Cats and Sunburn – How to Protect Your Cat from Skin Cancer

cats and sunburn

cats and sunburn

It is not just in tropical areas that cats are vulnerable to sunburn. Even in the cooler parts of Europe such as Britain, the summer sun can be strong enough to scorch your cat’s skin. But cats don’t appreciate the risks of lying out in the sun, even having been sunburnt before, so you’ll need to discourage your pet from remaining outdoors for long when the sun is at its hottest. This will protect your cat not just from sunburn, but from the risk of skin cancer as well.

Cats will often remain sleeping in the sun, completely unaware of the risk of sunburn. You need to protect your cat from sunburn by keeping him indoors during the hottest time of the day.

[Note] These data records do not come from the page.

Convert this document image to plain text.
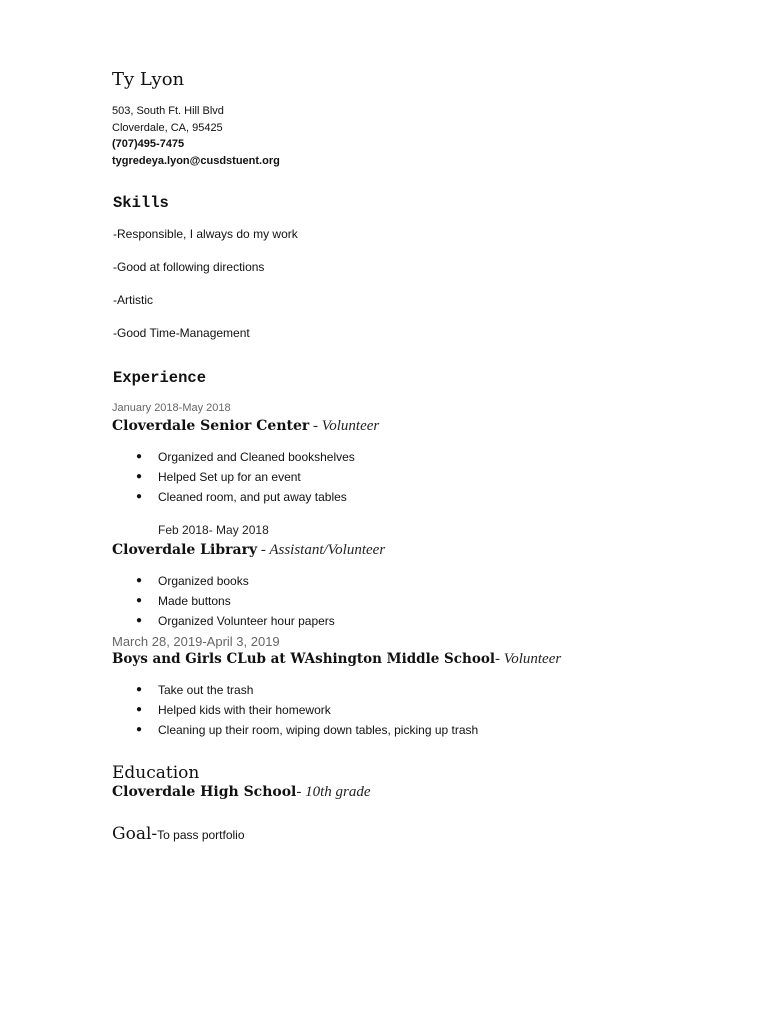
Ty Lyon
503, South Ft. Hill Blvd
Cloverdale, CA, 95425
(707)495-7475
tygredeya.lyon@cusdstuent.org
Skills
-Responsible, I always do my work
-Good at following directions
-Artistic
-Good Time-Management
Experience
January 2018-May 2018
Cloverdale Senior Center - Volunteer
● Organized and Cleaned bookshelves
● Helped Set up for an event
● Cleaned room, and put away tables
Feb 2018- May 2018
Cloverdale Library - Assistant/Volunteer
● Organized books
● Made buttons
● Organized Volunteer hour papers
March 28, 2019-April 3, 2019
Boys and Girls CLub at WAshington Middle School- Volunteer
● Take out the trash
● Helped kids with their homework
● Cleaning up their room, wiping down tables, picking up trash
Education
Cloverdale High School- 10th grade
Goal-To pass portfolio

Surnburnt ears are a particular hazard for white cats. In some cases, skin cancer develops and the ear tips have to be amputated.

The coloration of your cat will affect the likelihood of it suffering from sunburn. Although cats with white coats will not absorb the heat as much as those with black fur, they are at greatest risk. This is because they lack any trace of the protective black pigment called melanin in their skin. If you part the fur of such individuals, it will appear pink for this reason.

Exposed parts of the cat’s body, especially the tips of the ears, are most vulnerable to sunburn. Bicolours or even tortoiseshell and white cats with white areas on this area of the body are just as much at risk of becoming sunburnt here as a pure white individual.


The intense heat will result in the tips of the ears becoming inflamed and reddened, although this may not cause the cat much discomfort. The danger is, of course, that repeatedly becoming sunburnt in this area will lead on to skin cancer, which will be much more serious. The aim must be to keep vulnerable cats indoors when the risk of sunburn is at its peak, from just before midday until three o’clock or so in the afternoon.

Some cats love sleeping out in the sun, often lying on a low- roof in the open rather than choosing a shaded locality under trees for example, where the risk of sunburn would be greatly reduced. If your cat persists in seeking the sun, then take precautions when the sun is likely to be at its hottest, by rubbing a non-toxic sunblock on its ear tips beforehand.

  • You can soothe your cat’s sunburn by bathing it with a witch hazel solution and then using aloe vera as a moisturiser. But always consult your vet if your cat is seriously sunburnt or has been burnt several times in the past.
  • Cats do not have to venture outside in order to get sunburnt. They can suffer from this condition by resting on a windowsill in front of an open window. If your cat persists in behaving in this way, move it to a cooler area in your home.
  • For instant soothing sunburn relief, rub ice cubes gently over the cat’s ears, and then break off a piece of leaf from an aloe plant, and squeeze the sap over the affected area.
  • Members of the Sphynx breed, which are essentially hairless, are very vulnerable to sunburn, as they lack the protective covering of hair normally present in cats.

Can I use my suncream on my cat?

The ingredients in human preparations can be harmful if swallowed by a cat when grooming. Try to obtain a special pet sunblock, but if you have to resort to your own, choose a suitably high factor (SPF 15) and rub it in very thoroughly.

What can I do if my cat has had sunburn?

Don’t let your pet aggravate the condition, which will increase the chances of skin cancer developing. Keep your cat indoors in sunny weather, until the inflammation has gone.

What can be done for treating cat skin cancer?

Treatment may involve cryosurgery, which relies on liquid nitrogen to kill off the malignant cells or direct surgery, which may affect the appearance of the cat, as the tips of the ears are amputated.